If you’re choosing a theme that doesn’t support child themes, and you have to make changes to that theme at some point (which happens more often than you think), then you’re going to start running into issues when that theme updates.


Which brings me to my next point. Whenever I choose I theme, I look at the developer carefully. Are they updating their themes regularly? Have they been tested against the latest version of Wordpress? If not, then avoid them like the plague. Themes that aren’t updated regularly can be serious issues down the road. If the developer isn’t supporting them, then you’re responsible for making bug fixes, security updates, compatibility updates, etc. And if you’re going that far, you might as well make the theme yourself!

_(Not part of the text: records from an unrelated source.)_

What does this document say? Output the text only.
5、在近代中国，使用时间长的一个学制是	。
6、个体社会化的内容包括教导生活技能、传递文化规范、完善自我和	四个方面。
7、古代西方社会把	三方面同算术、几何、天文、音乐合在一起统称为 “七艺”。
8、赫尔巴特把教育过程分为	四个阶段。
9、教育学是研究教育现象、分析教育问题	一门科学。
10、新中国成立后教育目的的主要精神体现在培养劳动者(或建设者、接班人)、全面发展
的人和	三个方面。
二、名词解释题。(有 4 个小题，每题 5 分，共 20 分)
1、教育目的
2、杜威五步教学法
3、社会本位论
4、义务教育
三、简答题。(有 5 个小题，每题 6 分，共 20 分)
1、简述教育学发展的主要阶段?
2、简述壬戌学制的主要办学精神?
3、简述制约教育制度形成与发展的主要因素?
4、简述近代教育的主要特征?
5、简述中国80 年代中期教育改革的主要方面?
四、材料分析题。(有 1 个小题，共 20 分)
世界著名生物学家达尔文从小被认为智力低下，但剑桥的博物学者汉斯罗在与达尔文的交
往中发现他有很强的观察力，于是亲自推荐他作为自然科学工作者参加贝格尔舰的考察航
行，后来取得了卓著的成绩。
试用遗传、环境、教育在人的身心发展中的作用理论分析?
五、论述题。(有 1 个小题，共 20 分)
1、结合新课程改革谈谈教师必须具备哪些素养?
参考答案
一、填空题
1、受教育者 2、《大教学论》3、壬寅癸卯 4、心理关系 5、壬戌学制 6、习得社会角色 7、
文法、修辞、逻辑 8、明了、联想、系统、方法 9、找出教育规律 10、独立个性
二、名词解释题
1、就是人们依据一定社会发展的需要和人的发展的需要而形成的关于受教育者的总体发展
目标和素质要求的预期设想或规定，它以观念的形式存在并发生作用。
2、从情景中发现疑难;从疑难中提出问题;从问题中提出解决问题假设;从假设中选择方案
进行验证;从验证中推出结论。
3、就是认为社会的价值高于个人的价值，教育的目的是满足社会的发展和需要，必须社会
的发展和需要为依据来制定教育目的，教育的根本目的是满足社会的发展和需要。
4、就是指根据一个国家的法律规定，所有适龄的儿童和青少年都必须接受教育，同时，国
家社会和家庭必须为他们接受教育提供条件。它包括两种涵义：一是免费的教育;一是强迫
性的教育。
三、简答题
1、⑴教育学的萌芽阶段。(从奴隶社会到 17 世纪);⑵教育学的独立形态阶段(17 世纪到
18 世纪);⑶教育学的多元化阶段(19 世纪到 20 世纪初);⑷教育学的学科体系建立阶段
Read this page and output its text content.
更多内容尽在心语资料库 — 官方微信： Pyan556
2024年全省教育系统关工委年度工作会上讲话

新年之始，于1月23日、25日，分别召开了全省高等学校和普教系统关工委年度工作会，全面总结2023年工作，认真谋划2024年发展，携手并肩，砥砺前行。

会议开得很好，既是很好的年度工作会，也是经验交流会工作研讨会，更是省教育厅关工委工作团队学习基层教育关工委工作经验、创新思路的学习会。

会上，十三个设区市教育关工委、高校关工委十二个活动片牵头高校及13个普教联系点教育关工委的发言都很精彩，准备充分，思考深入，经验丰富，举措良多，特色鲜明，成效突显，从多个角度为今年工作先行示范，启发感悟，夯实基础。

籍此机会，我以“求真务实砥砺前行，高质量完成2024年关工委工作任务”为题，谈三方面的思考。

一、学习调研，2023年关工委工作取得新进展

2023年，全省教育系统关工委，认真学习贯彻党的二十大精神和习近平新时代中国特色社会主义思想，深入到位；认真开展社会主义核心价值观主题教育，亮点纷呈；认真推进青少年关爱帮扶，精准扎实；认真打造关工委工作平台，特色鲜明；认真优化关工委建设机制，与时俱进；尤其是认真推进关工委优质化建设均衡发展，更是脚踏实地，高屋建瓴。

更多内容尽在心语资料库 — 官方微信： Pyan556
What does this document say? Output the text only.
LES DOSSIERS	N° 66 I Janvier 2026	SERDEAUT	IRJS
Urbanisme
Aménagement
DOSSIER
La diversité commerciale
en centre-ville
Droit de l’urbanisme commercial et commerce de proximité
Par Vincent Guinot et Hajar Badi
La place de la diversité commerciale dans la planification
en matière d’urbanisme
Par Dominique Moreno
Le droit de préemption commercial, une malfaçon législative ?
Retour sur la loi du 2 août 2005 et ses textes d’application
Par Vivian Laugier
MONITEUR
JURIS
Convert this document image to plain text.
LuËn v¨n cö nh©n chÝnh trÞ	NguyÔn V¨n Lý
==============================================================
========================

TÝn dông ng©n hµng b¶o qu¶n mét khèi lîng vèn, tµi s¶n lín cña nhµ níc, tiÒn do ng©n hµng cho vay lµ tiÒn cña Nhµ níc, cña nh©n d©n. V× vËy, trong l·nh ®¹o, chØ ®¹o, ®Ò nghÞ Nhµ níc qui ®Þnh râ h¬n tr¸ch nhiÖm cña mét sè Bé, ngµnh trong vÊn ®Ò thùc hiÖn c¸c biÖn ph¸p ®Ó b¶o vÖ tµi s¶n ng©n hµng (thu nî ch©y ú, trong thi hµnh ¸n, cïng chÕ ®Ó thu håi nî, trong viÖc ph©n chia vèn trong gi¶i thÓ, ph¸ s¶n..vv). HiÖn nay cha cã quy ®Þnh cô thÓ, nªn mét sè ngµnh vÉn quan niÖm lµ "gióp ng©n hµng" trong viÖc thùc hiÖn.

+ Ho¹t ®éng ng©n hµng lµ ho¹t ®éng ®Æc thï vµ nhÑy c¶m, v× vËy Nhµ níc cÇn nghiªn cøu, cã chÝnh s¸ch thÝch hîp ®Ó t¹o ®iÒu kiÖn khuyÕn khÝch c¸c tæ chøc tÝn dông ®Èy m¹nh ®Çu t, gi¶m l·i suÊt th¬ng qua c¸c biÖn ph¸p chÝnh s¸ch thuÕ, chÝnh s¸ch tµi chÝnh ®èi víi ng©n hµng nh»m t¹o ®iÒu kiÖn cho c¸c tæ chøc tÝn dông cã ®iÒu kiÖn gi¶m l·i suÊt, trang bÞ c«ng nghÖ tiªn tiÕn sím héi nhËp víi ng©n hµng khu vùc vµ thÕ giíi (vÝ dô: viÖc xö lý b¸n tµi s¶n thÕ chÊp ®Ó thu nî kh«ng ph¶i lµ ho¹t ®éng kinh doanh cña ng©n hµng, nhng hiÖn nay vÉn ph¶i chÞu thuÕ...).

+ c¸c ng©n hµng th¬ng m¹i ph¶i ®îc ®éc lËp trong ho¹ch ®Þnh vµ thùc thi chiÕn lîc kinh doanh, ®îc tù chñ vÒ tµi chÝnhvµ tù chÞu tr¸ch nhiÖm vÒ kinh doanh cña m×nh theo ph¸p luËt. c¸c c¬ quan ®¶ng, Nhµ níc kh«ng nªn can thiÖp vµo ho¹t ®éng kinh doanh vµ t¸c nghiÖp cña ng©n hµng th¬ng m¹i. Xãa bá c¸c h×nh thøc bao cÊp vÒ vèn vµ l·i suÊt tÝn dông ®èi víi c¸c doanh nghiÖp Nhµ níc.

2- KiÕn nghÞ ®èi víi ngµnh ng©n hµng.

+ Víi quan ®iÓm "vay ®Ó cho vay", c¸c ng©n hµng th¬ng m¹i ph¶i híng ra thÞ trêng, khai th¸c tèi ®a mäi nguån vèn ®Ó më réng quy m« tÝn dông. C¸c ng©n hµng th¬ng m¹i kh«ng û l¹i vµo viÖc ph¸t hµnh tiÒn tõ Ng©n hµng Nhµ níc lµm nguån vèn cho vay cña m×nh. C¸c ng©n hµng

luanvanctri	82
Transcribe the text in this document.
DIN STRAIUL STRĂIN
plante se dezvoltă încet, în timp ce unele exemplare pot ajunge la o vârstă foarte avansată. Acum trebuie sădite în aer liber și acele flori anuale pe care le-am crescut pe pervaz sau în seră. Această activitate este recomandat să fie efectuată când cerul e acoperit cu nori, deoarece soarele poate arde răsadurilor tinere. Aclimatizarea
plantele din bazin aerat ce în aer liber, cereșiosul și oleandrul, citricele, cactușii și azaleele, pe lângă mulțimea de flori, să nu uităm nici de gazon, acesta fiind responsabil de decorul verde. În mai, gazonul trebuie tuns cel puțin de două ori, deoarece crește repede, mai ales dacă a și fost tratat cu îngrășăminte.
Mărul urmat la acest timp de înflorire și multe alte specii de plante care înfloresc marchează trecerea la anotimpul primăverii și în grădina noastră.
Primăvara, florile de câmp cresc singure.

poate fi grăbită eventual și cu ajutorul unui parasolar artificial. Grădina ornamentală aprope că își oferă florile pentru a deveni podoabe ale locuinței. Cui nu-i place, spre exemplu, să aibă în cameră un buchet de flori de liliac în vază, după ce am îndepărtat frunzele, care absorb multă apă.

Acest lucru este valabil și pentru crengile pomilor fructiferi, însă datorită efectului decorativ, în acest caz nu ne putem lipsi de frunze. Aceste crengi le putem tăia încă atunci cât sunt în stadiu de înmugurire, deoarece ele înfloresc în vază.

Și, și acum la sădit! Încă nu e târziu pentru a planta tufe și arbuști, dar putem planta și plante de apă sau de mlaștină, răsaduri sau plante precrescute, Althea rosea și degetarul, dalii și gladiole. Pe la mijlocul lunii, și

Some developers even offer automated updates (like the automated Wordpress updates), which can be a nice bonus and ensure that you’re theme can always be kept up to date.


Finally, as an option, I try to use themes that are fully GPL compliant. This is the same license that Wordpress is based off of and one that, in theory, all Wordpress themes should be based off of. Many premium/paid-for themes are GPL compliant.

The advantages of a GPL compliant theme are that:

  1. I can go through the styles, template code, etc. and make changes and fixes (in a child theme) if I want to. I can even base a new, custom theme off of that code as long as I maintain the GPL license and give proper credit where it’s due.
  2. The license let’s me use it on multiple sites
  3. The license allows me to carry-forward the good work of all those Wordpress developers before me
  4. Most, but not all, of the themes that I’ve found that aren’t GPL compliant, tend to forget all of the minimal requirements I’ve made above.

Some of the most advanced and largest Theme frameworks out there are GPL based, and that just adds to the continued goodwill of the community.

So, I implore you to consider these guidelines when making theme choices. They aren’t the final word on themes, but they can have significant impact on the safety, health, and extensibility of your Wordpress blog.